Only 20,626 or 12.5% of Caddo’s 164,359 registered voters cast ballots. In Bossier, only 4,148 or 5.9% of 69,764 registered voters bothered to vote.
The Caddo-Bossier Port Commission got approval of the renewal of a 2.5 mills property tax for 25 years from both parishes. It is estimated to bring in $6.8 million annually.
The income stream will allow the Port to purchase land for prospective new tenants and pay for continuing infrastructure needs.
Voters in Caddo were a bit more enthusiastic in their support of the proposition than voters in Bossier. It received 61% approval from Caddo voters and 56% from Bossier.
Benton Fire District No. 4
Voters in this Fire District gave 71% support to a 20 mills property tax for 10 years. Only 6.7% of the registered voters in the Fire District cast ballots.
The property tax is expected to bring in nearly $3 million a year for capital improvements, equipment purchases and operation and maintenance of fire protection facilities.
Term limits for Congress
It is a never-ending topic of discussion.
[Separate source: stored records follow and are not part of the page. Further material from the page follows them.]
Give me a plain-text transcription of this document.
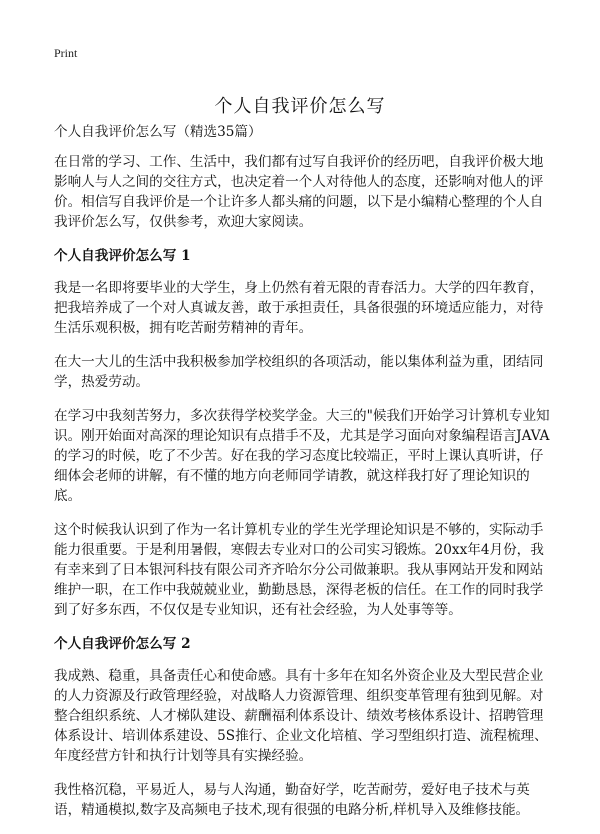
Print
个人自我评价怎么写

个人自我评价怎么写（精选35篇）

在日常的学习、工作、生活中，我们都有过写自我评价的经历吧，自我评价极大地影响人与人之间的交往方式，也决定着一个人对待他人的态度，还影响对他人的评价。相信写自我评价是一个让许多人都头痛的问题，以下是小编精心整理的个人自我评价怎么写，仅供参考，欢迎大家阅读。

个人自我评价怎么写 1

我是一名即将要毕业的大学生，身上仍然有着无限的青春活力。大学的四年教育，把我培养成了一个对人真诚友善，敢于承担责任，具备很强的环境适应能力，对待生活乐观积极，拥有吃苦耐劳精神的青年。

在大一大儿的生活中我积极参加学校组织的各项活动，能以集体利益为重，团结同学，热爱劳动。

在学习中我刻苦努力，多次获得学校奖学金。大三的"候我们开始学习计算机专业知识。刚开始面对高深的理论知识有点措手不及，尤其是学习面向对象编程语言JAVA的学习的时候，吃了不少苦。好在我的学习态度比较端正，平时上课认真听讲，仔细体会老师的讲解，有不懂的地方向老师同学请教，就这样我打好了理论知识的底。

这个时候我认识到了作为一名计算机专业的学生光学理论知识是不够的，实际动手能力很重要。于是利用暑假，寒假去专业对口的公司实习锻炼。20xx年4月份，我有幸来到了日本银河科技有限公司齐齐哈尔分公司做兼职。我从事网站开发和网站维护一职，在工作中我兢兢业业，勤勤恳恳，深得老板的信任。在工作的同时我学到了好多东西，不仅仅是专业知识，还有社会经验，为人处事等等。

个人自我评价怎么写 2

我成熟、稳重，具备责任心和使命感。具有十多年在知名外资企业及大型民营企业的人力资源及行政管理经验，对战略人力资源管理、组织变革管理有独到见解。对整合组织系统、人才梯队建设、薪酬福利体系设计、绩效考核体系设计、招聘管理体系设计、培训体系建设、5S推行、企业文化培植、学习型组织打造、流程梳理、年度经营方针和执行计划等具有实操经验。

我性格沉稳，平易近人，易与人沟通，勤奋好学，吃苦耐劳，爱好电子技术与英语，精通模拟,数字及高频电子技术,现有很强的电路分析,样机导入及维修技能。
Should term limits be set on members of Congress? To be sure, there has been a lot of talk about it, but no action.
Now comes a poll of Louisiana voters which reveals that 83% are in favor of limiting congressional terms with 66% strongly supporting such limits
The poll was conducted recently by McLaughlin & Associates for the U.S. Term Limits organization and has a margin of error of +/-4.9%.
The support for term limits among Louisianians crosses party and demographic lines, according to the poll. Republican voters favor term limits by 93%, Democrats by 79%, and Independents by 77%.
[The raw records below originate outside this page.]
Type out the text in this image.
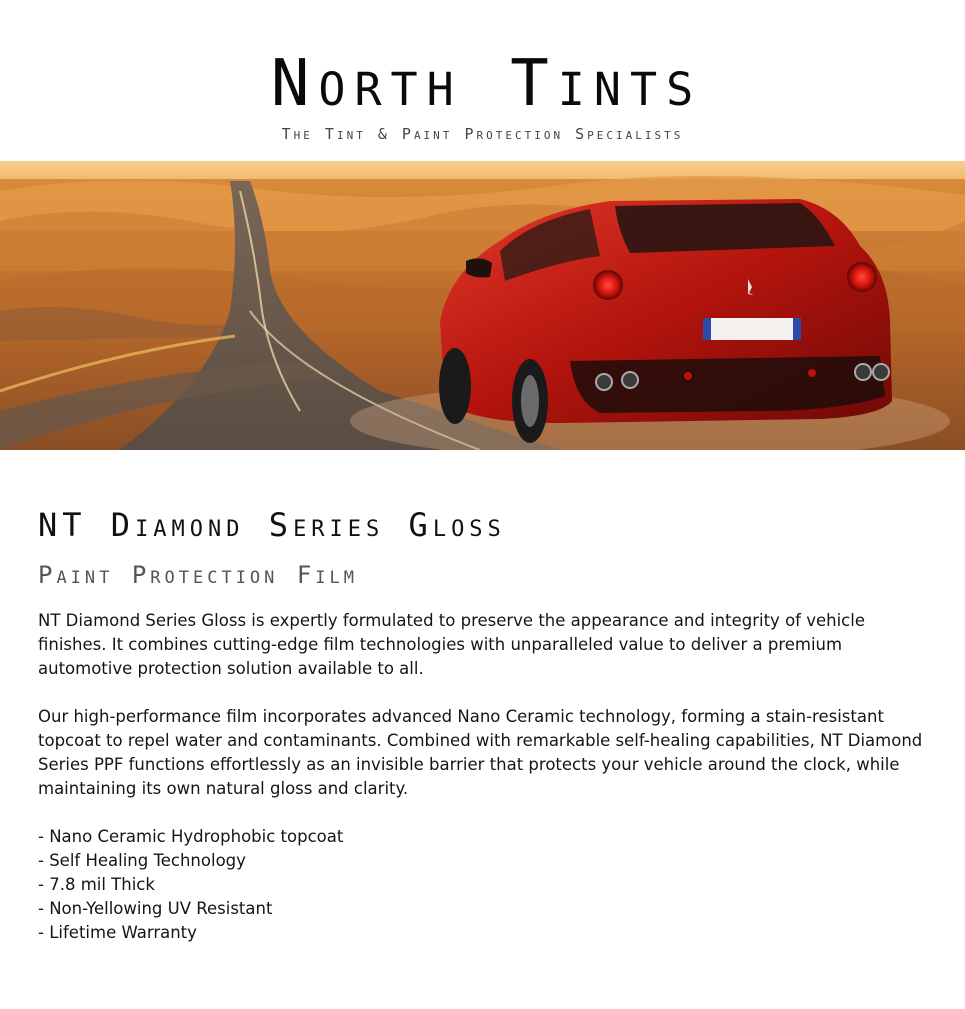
North Tints
The Tint & Paint Protection Specialists
NT Diamond Series Gloss
Paint Protection Film

NT Diamond Series Gloss is expertly formulated to preserve the appearance and integrity of vehicle finishes. It combines cutting-edge film technologies with unparalleled value to deliver a premium automotive protection solution available to all.

Our high-performance film incorporates advanced Nano Ceramic technology, forming a stain-resistant topcoat to repel water and contaminants. Combined with remarkable self-healing capabilities, NT Diamond Series PPF functions effortlessly as an invisible barrier that protects your vehicle around the clock, while maintaining its own natural gloss and clarity.

- Nano Ceramic Hydrophobic topcoat
- Self Healing Technology
- 7.8 mil Thick
- Non-Yellowing UV Resistant
- Lifetime Warranty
Also, 76% said they were more likely to vote for a candidate who favors term limits. By the same token, 61% said they would be less likely to vote for a term-limit opponent.
A majority of voters in every category – an average of 87% – also said they think it is unfair that while Louisiana state officeholders were subject to term limits, that the state’s members of Congress are exempt from the current law.
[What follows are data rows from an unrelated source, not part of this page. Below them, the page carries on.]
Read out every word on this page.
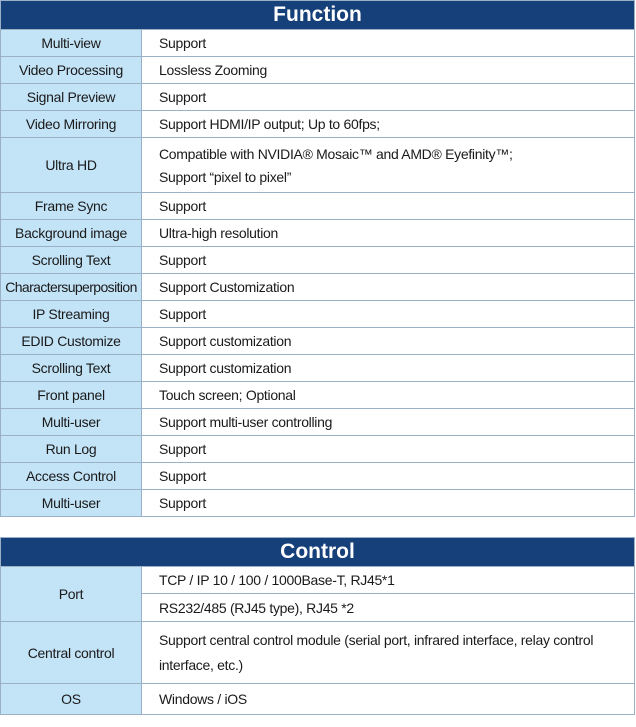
Function	
Multi-view	Support
Video Processing	Lossless Zooming
Signal Preview	Support
Video Mirroring	Support HDMI/IP output; Up to 60fps;
Ultra HD	Compatible with NVIDIA® Mosaic™ and AMD® Eyefinity™;
Support “pixel to pixel”

Frame Sync	Support
Background image	Ultra-high resolution
Scrolling Text	Support
Charactersuperposition	Support Customization
IP Streaming	Support
EDID Customize	Support customization
Scrolling Text	Support customization
Front panel	Touch screen; Optional
Multi-user	Support multi-user controlling
Run Log	Support
Access Control	Support
Multi-user	Support
Control	
Port	TCP / IP 10 / 100 / 1000Base-T, RJ45*1
	RS232/485 (RJ45 type), RJ45 *2
Central control	Support central control module (serial port, infrared interface, relay control
interface, etc.)

OS	Windows / iOS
However, as we have seen in the past, some candidates for Congress espouse term limits and state they will only serve a certain number of terms.
But when they reach that threshold, they contend their experience and seniority supersede their pledge.
Clout in Congress: Poof!
Once upon a time – not too long ago – little ole Louisiana had great clout in Congress. In 2013 in the 113th Congress, the Bayou State was ranked No. 4 of all the states by Roll Call, the newspaper of Capitol Hill. Here is what Roll Call said at the time: “The Louisiana story is more illustrative of how a relatively small state can throw considerable weight around the Capitol if the delegation plays the internal politics right. “Having a lopsidedly Republican delegation in the GOP House has helped four of the state’s six congressmen secure seats on the most influential committees, the ones that have the most to do with helping the state’s oil and gas economy: Appropriations, Ways and Means, and Energy and Commerce.“It’s little surprise the delegation has entered the ranks of those with the most built-in clout.